Terörün de yeni kolonileştirme araçlarından biri olduğuna dikkat çeken Kurtulmuş, şöyle konuştu:
"Terör yeni dönemlerin yeni kolonileştirme araçlarından birisidir. Terör yeni dönemlerin dış politika araçlarından birisi haline gelmiştir. Bir düşünün Eş Şebap, Boko Haram, İslam adına terör faaliyeti yapan bütün terör örgütlerini kınıyoruz. Bana söyler misiniz Somali'de insanların bir bardak suyu yarım lokma ekmeği yok ama bu ülkedeki inşaların elinde on binlerce dolar değerinde silahlar var. Bu terör örgütlerine bu silahları kim veriyor, niye veriyor. 1991 yılındaki Ruanda katliamını unutmadı. Ruanda katliamı sanki insanlık tarihinin hafızalarından silinmiş gibi görünüyor. 1 yılda 1 milyon insan kılıçlarla kesilip öldürülürken dünyanın kudretli güçlerinin durumu neydi. Bu iç savaşa niye müdahale etmediler. Terörün nasıl bir siyasi araç haline getirildiğini en son örneğini Suriye'de görüyoruz. Suriye 2011 yılından bu yana bir takım küresel ve bölgesel güçlerin satranç tahtası haline dönüştürülmüştür. Suriye'de 330 bin insan hayattan kopmuş öldürülmüştür. 2 milyon Suriyeli'ye ev sahipliği yapıyor dostluk vazifemizi yerine getiriyoruz. Suriyeli mülteciler meselesi sadece Türkiye'nin meselesi değil, dünyanın meselesi haline gelmiştir. Mülteciler meselesi siyasi girdabın insani sonucu. Maalesef Suriye sürdürülen vekalet savaşları yüzünden bir örgütler konfederasyonu haline gelmiştir. Bizim için terörün farklı farklısı olmaz. Terör kim olursa olsun terör terördür. Teröristler teröristlerdir. Terör örgütlerinin iyisi, bize yakını, bize uzağı olmaz. Hepsi lanetliktir. Dışsal bir faktör olarak terörün İslam dünyasını nasıl sarmaladığını görüyoruz”
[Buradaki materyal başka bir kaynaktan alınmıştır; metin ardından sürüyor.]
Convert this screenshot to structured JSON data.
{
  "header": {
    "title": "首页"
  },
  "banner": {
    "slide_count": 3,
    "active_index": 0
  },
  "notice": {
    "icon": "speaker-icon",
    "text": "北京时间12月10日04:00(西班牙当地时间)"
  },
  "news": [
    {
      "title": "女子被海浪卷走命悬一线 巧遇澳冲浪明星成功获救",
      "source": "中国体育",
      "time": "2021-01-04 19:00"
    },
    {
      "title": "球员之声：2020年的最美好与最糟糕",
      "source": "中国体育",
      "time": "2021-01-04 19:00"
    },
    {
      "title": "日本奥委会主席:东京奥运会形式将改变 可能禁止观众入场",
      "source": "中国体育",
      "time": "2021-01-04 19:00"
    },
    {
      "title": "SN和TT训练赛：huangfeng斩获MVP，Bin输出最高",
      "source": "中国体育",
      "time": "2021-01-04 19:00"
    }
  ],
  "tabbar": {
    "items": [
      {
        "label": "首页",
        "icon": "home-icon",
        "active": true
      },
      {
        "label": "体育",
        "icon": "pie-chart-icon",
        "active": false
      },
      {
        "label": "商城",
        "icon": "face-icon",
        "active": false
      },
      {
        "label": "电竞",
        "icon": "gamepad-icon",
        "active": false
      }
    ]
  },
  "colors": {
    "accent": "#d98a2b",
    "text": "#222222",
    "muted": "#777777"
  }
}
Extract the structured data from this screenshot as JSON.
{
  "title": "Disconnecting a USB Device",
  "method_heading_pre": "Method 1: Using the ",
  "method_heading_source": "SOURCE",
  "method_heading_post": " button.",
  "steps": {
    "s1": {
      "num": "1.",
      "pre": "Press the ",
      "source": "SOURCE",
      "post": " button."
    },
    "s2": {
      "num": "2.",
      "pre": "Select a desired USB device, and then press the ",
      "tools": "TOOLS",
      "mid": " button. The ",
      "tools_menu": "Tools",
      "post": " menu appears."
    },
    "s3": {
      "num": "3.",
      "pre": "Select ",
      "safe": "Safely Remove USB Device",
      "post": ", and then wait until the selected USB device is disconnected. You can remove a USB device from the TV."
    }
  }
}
"İSLAM ADINA TERÖRÜ KULLANAN CANİLERDEN DESTEK ALARAK İSLAM'I MAHKUM ETMEYE ÇALIŞIYORLAR”
11 Eylül sonrası dünyada artan İslam düşmanlığına da dikkat çeken Kurtulmuş, "Bu karanlık odaklar, İslam adına terörü kullanan canilerden destek alarak bütün dünyada İslam'ı mahkum etmeye çalışıyorlar. Sanmayın ki Allah adına cihat ettiğini zannederek bu terörü körükleyenlerle, islamofobyayı bir araç olarak Müslümanlara karşı kullananlar farklı çevrelerden besleniyor. Her birisinin ipi aynı ele uzanıyor, her biri aynı karanlık odanın aklından çıkmış ürünler. Vahim durumdayız doğru. Ama onların aklı varsa bizim de aklımı var. Allah'ın izniyle akılla ve ferasetle bütün bu oyunları düzelteceğiz” dedi.